The disingenuousness about the use of eminent domain as an economic development tool continues. The latest example, cited by Jacob Sallum in a Washington Times column, comes from Indianapolis mayor Bart Peterson.
Last fall Peterson told a Senate committee that "most people agree to sell"when face with an ED action. Sallum's comment: "...in the same way having a gun available makes it possible for a bank robber to negotiate with a bank teller."
Sallum goes on to describe the efforts underway all over the country to rein in the ED abuse. He is particularly concerned because last summer's Kelo decision "allows local governments to take perfectly good (not 'blighted') homes and businesses on behalf of private developers." In agreeing that any private use that enhances local tax revenues is fair game, the SC ruling has the potential of opening up a floodgate.
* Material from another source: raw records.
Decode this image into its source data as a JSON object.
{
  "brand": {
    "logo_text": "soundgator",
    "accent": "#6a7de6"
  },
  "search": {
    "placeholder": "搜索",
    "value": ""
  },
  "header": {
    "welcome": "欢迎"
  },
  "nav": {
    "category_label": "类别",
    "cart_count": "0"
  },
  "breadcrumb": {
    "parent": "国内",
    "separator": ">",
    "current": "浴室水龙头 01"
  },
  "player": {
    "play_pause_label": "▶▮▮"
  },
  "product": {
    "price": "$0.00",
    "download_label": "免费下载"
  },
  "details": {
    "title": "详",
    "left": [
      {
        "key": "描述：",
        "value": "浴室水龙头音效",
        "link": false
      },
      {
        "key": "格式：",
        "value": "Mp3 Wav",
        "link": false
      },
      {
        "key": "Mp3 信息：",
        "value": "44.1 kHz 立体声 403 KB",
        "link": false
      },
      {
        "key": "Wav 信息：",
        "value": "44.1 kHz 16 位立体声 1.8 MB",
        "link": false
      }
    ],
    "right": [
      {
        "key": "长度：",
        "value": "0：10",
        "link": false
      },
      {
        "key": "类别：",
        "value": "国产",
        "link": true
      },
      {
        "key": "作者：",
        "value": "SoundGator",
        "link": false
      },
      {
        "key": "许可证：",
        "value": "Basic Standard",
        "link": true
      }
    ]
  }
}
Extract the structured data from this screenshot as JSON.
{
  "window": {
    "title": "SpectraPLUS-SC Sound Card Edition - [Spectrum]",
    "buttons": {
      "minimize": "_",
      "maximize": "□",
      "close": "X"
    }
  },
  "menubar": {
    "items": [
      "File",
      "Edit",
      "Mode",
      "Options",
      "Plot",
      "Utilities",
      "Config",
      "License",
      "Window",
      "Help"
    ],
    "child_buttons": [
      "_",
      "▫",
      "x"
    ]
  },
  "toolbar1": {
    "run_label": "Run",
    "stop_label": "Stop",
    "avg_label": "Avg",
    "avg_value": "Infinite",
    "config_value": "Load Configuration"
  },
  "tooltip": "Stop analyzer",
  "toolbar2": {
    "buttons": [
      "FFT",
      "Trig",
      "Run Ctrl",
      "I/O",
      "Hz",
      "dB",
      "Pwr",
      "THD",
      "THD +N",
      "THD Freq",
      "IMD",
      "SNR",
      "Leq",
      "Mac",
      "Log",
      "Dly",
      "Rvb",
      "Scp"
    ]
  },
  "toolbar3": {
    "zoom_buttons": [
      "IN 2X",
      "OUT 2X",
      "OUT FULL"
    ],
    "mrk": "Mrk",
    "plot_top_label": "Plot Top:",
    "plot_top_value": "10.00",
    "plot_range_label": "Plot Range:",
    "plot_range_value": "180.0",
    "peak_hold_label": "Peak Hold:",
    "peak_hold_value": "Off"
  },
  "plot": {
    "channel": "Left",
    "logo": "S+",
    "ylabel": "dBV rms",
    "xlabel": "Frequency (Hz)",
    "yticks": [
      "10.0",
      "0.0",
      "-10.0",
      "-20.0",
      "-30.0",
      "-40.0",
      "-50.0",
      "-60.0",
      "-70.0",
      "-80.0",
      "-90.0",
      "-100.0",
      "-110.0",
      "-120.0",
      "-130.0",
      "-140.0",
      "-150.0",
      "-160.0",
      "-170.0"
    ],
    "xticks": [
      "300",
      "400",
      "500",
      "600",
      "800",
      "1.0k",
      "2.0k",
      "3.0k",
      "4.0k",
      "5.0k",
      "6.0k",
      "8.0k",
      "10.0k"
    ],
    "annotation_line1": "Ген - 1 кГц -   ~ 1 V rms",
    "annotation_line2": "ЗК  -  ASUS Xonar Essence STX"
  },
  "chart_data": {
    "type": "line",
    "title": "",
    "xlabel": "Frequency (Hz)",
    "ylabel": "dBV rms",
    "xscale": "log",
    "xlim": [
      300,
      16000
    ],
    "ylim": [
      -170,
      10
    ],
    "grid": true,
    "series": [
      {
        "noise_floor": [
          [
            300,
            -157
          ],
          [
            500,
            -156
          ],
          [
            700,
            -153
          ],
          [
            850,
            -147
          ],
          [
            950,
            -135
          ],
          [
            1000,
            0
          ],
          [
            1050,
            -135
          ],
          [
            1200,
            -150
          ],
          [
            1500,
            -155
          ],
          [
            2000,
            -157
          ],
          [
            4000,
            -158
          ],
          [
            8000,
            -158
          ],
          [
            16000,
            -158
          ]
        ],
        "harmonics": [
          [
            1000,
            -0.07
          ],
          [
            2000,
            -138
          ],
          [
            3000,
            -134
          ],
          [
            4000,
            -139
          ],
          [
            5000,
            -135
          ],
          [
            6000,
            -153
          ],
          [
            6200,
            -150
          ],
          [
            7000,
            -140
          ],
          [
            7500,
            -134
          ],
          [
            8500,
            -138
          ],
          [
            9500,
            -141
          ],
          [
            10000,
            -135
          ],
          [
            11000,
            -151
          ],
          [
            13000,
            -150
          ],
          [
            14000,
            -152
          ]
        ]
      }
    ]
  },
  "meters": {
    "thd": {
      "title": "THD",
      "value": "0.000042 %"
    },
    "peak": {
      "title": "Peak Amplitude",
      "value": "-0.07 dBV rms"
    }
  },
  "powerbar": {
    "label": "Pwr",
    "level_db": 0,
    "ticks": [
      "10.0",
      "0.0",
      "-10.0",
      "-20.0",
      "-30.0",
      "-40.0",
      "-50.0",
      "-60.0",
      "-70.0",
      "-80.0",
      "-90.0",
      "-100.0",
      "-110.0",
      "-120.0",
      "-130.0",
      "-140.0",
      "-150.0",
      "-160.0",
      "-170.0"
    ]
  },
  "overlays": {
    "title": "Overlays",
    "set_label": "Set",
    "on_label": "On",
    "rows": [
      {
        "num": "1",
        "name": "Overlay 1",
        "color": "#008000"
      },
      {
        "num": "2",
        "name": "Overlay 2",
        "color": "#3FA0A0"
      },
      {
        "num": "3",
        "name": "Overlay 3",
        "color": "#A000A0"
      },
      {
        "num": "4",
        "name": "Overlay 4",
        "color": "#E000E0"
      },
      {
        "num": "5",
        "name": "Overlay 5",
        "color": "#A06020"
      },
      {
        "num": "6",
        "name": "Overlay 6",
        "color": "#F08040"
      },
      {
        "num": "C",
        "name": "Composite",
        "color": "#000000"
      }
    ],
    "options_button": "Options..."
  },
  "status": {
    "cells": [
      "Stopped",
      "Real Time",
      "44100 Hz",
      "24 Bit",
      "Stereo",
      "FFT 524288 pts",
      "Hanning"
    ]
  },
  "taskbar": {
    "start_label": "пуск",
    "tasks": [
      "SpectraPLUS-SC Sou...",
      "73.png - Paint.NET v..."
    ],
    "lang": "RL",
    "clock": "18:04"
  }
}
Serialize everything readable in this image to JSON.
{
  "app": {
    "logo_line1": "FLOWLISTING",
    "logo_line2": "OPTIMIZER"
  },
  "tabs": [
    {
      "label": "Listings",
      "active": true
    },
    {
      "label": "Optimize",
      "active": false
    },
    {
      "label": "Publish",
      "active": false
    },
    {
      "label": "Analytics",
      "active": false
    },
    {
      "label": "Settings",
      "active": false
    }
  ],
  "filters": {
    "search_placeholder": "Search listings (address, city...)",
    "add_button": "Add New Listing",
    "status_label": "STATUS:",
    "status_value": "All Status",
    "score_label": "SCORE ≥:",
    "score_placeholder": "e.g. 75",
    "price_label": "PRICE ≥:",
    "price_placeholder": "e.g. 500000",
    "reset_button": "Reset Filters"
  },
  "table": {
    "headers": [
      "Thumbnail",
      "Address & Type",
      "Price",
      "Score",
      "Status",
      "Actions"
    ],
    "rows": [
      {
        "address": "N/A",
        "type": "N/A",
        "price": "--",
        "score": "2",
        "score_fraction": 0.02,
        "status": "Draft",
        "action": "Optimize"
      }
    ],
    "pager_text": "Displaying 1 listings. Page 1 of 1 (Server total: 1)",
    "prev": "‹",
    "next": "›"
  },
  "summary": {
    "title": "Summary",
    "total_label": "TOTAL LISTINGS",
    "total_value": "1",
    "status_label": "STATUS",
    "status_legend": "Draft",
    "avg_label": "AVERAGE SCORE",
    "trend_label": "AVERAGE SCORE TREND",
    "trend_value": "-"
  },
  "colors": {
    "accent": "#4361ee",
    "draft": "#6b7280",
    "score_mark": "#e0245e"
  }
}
Peterson also dragged out the infamous "plan", the one that needs to be in place before any ED can proceed. As we have already commented, there is always a plan, and its existence offers no protection to anyone being threatened.
The key point in this discussion is Sallum's observation that all it takes to seize someone's home or business is "the unilateral judgment of politicians that society would be better served if the property were in different hands." A scary thought indeed, especially in New York City where, as one councilmember remarked about a large local real estate company: "Related is a fourth branch of government."